Benarkah prajurit yang tidak mengambil rumah terancam dipindahkan ke Papua?
Oh nggak. Kalau itu yang tadi saya bilang diapelkan. Saya bilang kalau nggak begitu, prajurit nggak beli-beli rumah.
Bagaimana cara Anda memilih pengembang?
Tidak sembarang pengembang bisa menjadi mitra BP TWP. Pengusaha yang mau bekerja sama harus menggelar presentasi dulu kepada komandan batalyon. Lalu komandan batalyon akan mengecek legalitas.
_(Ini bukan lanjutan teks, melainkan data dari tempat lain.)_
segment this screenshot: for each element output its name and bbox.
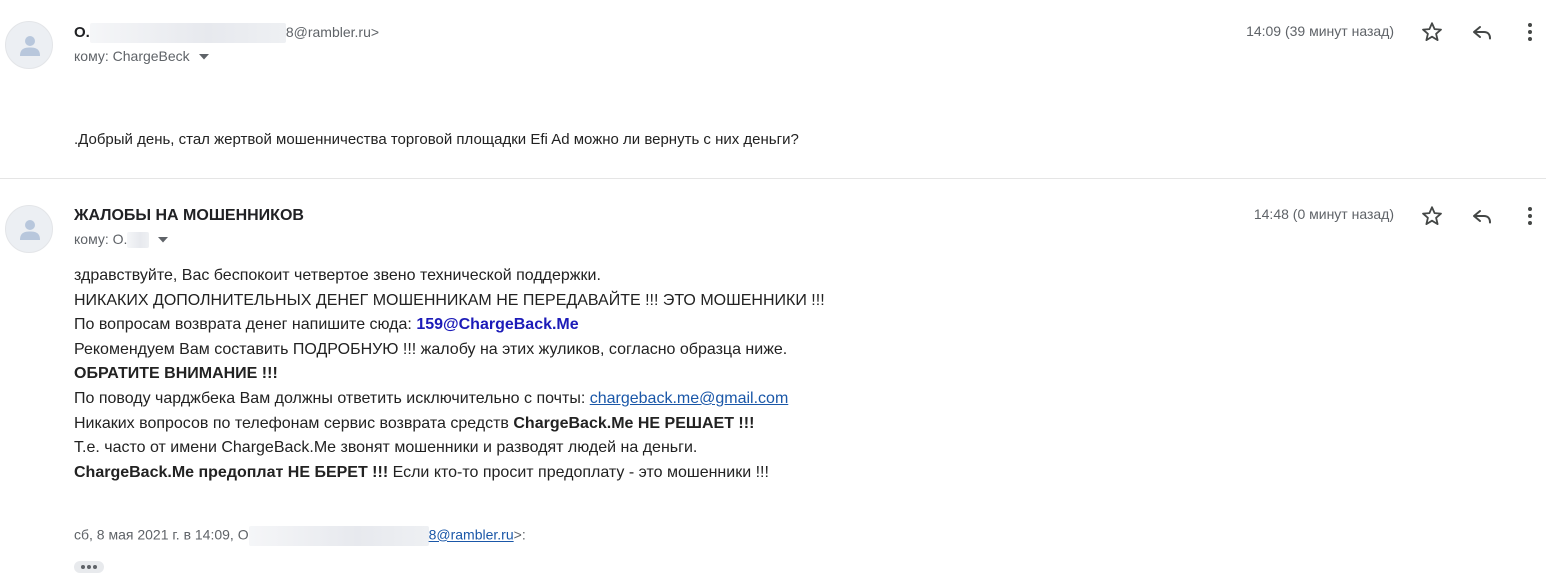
body-text: По поводу чарджбека Вам должны ответить … — [74, 389, 590, 407]
recipient-line[interactable]: кому: ChargeBeck — [74, 48, 209, 64]
recipient-line[interactable]: кому: О. — [74, 231, 169, 249]
recipient-label: кому: ChargeBeck — [74, 48, 190, 64]
avatar[interactable] — [5, 205, 53, 253]
body-line: Т.е. часто от имени ChargeBack.Me звонят… — [74, 439, 698, 457]
body-line: Никаких вопросов по телефонам сервис воз… — [74, 412, 825, 437]
more-options-button[interactable] — [1518, 204, 1542, 228]
reply-button[interactable] — [1470, 20, 1494, 44]
body-line: НИКАКИХ ДОПОЛНИТЕЛЬНЫХ ДЕНЕГ МОШЕННИКАМ … — [74, 291, 825, 309]
sender-name: О. 8@rambler.ru> — [74, 23, 379, 43]
avatar[interactable] — [5, 21, 53, 69]
show-trimmed-content-button[interactable] — [74, 561, 104, 573]
ellipsis-icon — [81, 565, 85, 569]
contact-email: 159@ChargeBack.Me — [416, 316, 579, 334]
body-line: ChargeBack.Me предоплат НЕ БЕРЕТ !!! Есл… — [74, 461, 825, 486]
quote-suffix: >: — [513, 526, 526, 543]
person-icon — [20, 36, 40, 56]
person-icon — [20, 220, 40, 240]
recipient-label: кому: О. — [74, 231, 128, 247]
ellipsis-icon — [87, 565, 91, 569]
message-time: 14:48 (0 минут назад) — [1253, 206, 1394, 222]
body-bold-text: ChargeBack.Me предоплат НЕ БЕРЕТ !!! — [74, 463, 389, 481]
star-icon — [1422, 22, 1442, 41]
sender-name: ЖАЛОБЫ НА МОШЕННИКОВ — [74, 207, 304, 224]
more-vert-icon — [1528, 207, 1532, 225]
quote-header: сб, 8 мая 2021 г. в 14:09, О 8@rambler.ru… — [74, 526, 526, 546]
star-button[interactable] — [1420, 20, 1444, 44]
quote-email-link[interactable]: 8@rambler.ru — [429, 527, 514, 543]
email-link[interactable]: chargeback.me@gmail.com — [590, 390, 789, 407]
quote-prefix: сб, 8 мая 2021 г. в 14:09, О — [74, 526, 249, 543]
chevron-down-icon[interactable] — [198, 54, 209, 60]
redacted-region — [248, 526, 429, 546]
star-button[interactable] — [1420, 204, 1444, 228]
body-line: По вопросам возврата денег напишите сюда… — [74, 313, 825, 338]
body-line: ОБРАТИТЕ ВНИМАНИЕ !!! — [74, 365, 278, 383]
body-bold-text: ChargeBack.Me НЕ РЕШАЕТ !!! — [513, 414, 755, 432]
star-icon — [1422, 206, 1442, 225]
message-body: здравствуйте, Вас беспокоит четвертое зв… — [74, 264, 825, 485]
more-options-button[interactable] — [1518, 20, 1542, 44]
reply-button[interactable] — [1470, 204, 1494, 228]
sender-name-prefix: О. — [74, 23, 90, 41]
body-line: По поводу чарджбека Вам должны ответить … — [74, 387, 825, 412]
redacted-region — [127, 232, 150, 249]
more-vert-icon — [1528, 23, 1532, 41]
message-divider — [0, 178, 1546, 179]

Jika disetujui, komandan batalyon akan bersurat kepada asisten personel kodam, lalu kepada BP TWP.
Bagaimana memastikan agar pengembang tidak menyelewengkan uang?
Sertifikat tanah kan dipegang BP TWP. Nilai jaminan aset itu saja ditaksir mencapai lebih dari Rp 1 triliun. Tanah kan instrumen investasi. Dulu ada kawan membeli lahan sekitar 11 hektar di Malang, Jawa Timur, senilai Rp 20 miliar, sekarang harganya melambung menjadi Rp 60 miliar.
Apakah BP TWP mendapatkan margin?
Pasti ada marginnya. Ke mana keuntungan proyek ini? Untuk menutup Rp 400 miliar yang dulu dibawa lari. Tapi sudahlah, tak usah menyalahkan masa lalu. Maaf ya, biar berlatar tentara, gini-gini saya sarjana ekonomi. Sedikit banyak paham soal itu.